No, it’s not a special thing with a special file extension. It’s literally the functions or objects or whatever that some library or programming language or application exposes. Like, look:

const DansFunctions = {
  sayHi(name) {
    return `Hello ${name}!`;

  sayBye(name) {
    return `Bye ${name}`;

  whatsTheTime() {
    const dateTime = new Date();
    return `The time is ${dateTime.getHours()}:${dateTime.getMinutes()}`;

So like, the API for the complex library above is:

DansFunctions.sayHi("some name")
DansFunctions.sayBye("some name")

That’s just some functions written in JS :man_shrugging:t3:

The link I posted is just a list of the functions and classes that React provides, that’s all

Edit: to use React as an example.
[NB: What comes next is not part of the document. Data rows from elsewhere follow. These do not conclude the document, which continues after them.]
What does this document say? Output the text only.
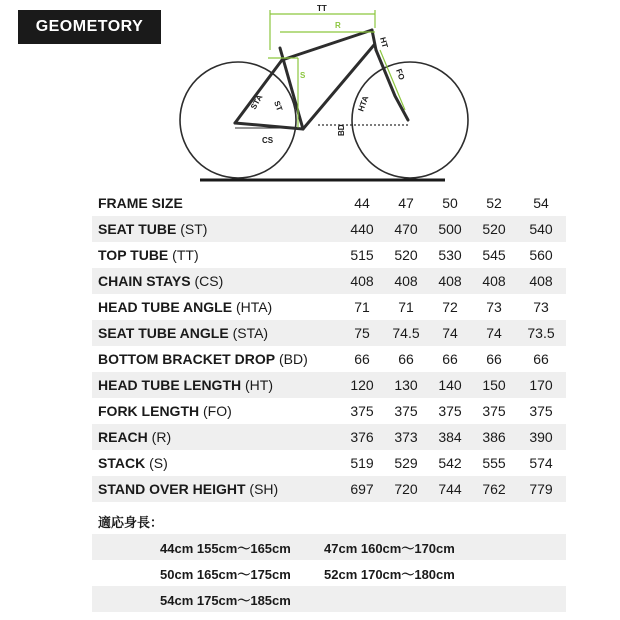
GEOMETORY
TT
R
HT
S	FO
STA ST	HTA
CS
BD
FRAME SIZE	44	47	50	52	54
SEAT TUBE (ST)	440	470	500	520	540
TOP TUBE (TT)	515	520	530	545	560
CHAIN STAYS (CS)	408	408	408	408	408
HEAD TUBE ANGLE (HTA)	71	71	72	73	73
SEAT TUBE ANGLE (STA)	75	74.5	74	74	73.5
BOTTOM BRACKET DROP (BD)	66	66	66	66	66
HEAD TUBE LENGTH (HT)	120	130	140	150	170
FORK LENGTH (FO)	375	375	375	375	375
REACH (R)	376	373	384	386	390
STACK (S)	519	529	542	555	574
STAND OVER HEIGHT (SH)	697	720	744	762	779
適応身長：
44cm 155cm〜165cm	47cm 160cm〜170cm
50cm 165cm〜175cm	52cm 170cm〜180cm
54cm 175cm〜185cm
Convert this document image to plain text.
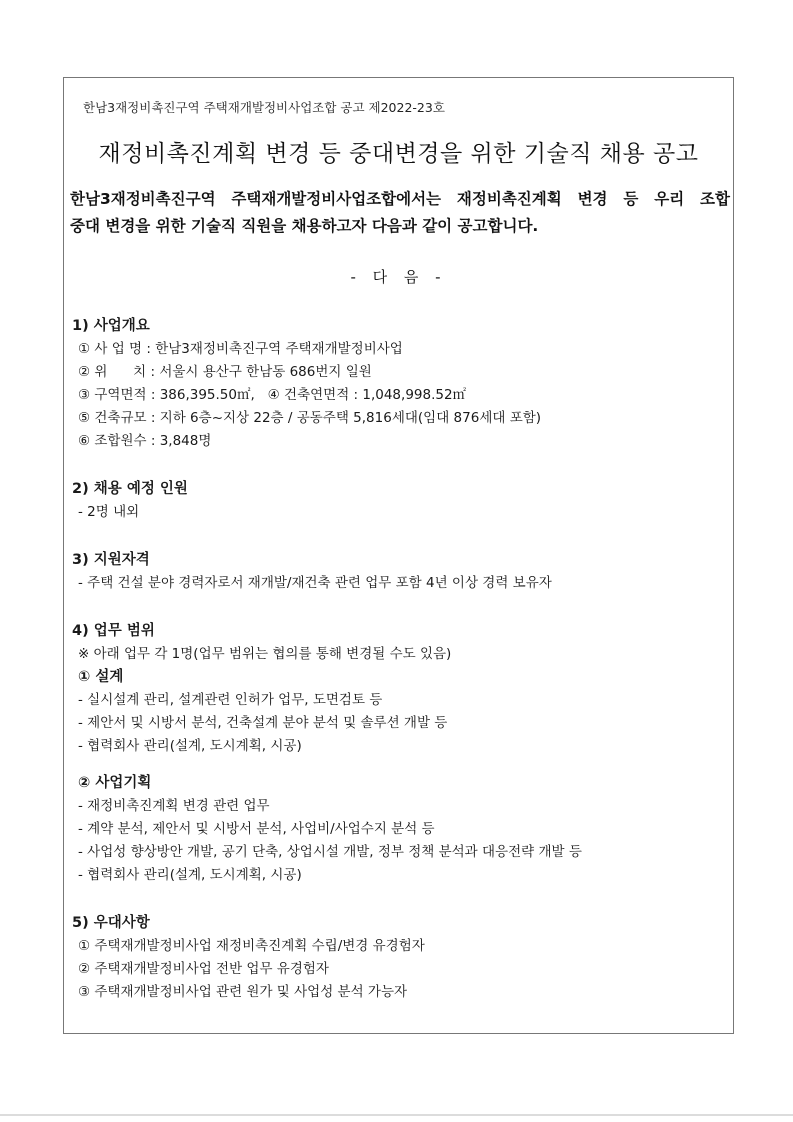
한남3재정비촉진구역 주택재개발정비사업조합 공고 제2022-23호
재정비촉진계획 변경 등 중대변경을 위한 기술직 채용 공고
한남3재정비촉진구역 주택재개발정비사업조합에서는 재정비촉진계획 변경 등 우리 조합
중대 변경을 위한 기술직 직원을 채용하고자 다음과 같이 공고합니다.
- 다 음 -
1) 사업개요
① 사 업 명 : 한남3재정비촉진구역 주택재개발정비사업
② 위      치 : 서울시 용산구 한남동 686번지 일원
③ 구역면적 : 386,395.50㎡,   ④ 건축연면적 : 1,048,998.52㎡
⑤ 건축규모 : 지하 6층~지상 22층 / 공동주택 5,816세대(임대 876세대 포함)
⑥ 조합원수 : 3,848명
2) 채용 예정 인원
- 2명 내외
3) 지원자격
- 주택 건설 분야 경력자로서 재개발/재건축 관련 업무 포함 4년 이상 경력 보유자
4) 업무 범위
※ 아래 업무 각 1명(업무 범위는 협의를 통해 변경될 수도 있음)
① 설계
- 실시설계 관리, 설계관련 인허가 업무, 도면검토 등
- 제안서 및 시방서 분석, 건축설계 분야 분석 및 솔루션 개발 등
- 협력회사 관리(설계, 도시계획, 시공)
② 사업기획
- 재정비촉진계획 변경 관련 업무
- 계약 분석, 제안서 및 시방서 분석, 사업비/사업수지 분석 등
- 사업성 향상방안 개발, 공기 단축, 상업시설 개발, 정부 정책 분석과 대응전략 개발 등
- 협력회사 관리(설계, 도시계획, 시공)
5) 우대사항
① 주택재개발정비사업 재정비촉진계획 수립/변경 유경험자
② 주택재개발정비사업 전반 업무 유경험자
③ 주택재개발정비사업 관련 원가 및 사업성 분석 가능자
There is a lot of code in the React codebase. Lots and lots of functions and classes and objects and whatever else. But the functions on that page, the ones you use if you are writing some React code, they’re the ones it exposes (by expose, it’s JS, there’s [again, literally] a file in the codebase that exports some stuff, then in your files you import that stuff, or the bits you want to use in a particular file).


WOW ok that’s crazy! They make it so much more complicated. Ok I GET that.

So are all API’s basically in the same syntax (if written in the same language)?

Ive seen this Dominos API . I kinda understand it :face_with_monocle:

So basically, it’s just plugging in data into the code (which is considered the “API”)? :man_shrugging:

for example


Where is it pushing the info to? With this API, what is tracking the information? What is it connecting to once all of the data is inputted?

How would you submit or “run” an API like this (asking for a friend) :thinking: :sweat_smile:

Sorry for posting so much.

I really want to do this now :sweat_smile: Im not sure how to get it up and running though. I found a video on YouTube

He’s using the same website to copy the API but since the posting of the video, the code has been updated and I believe it works slightly different.

For some reason, the code won’t run in node. I keep getting an error.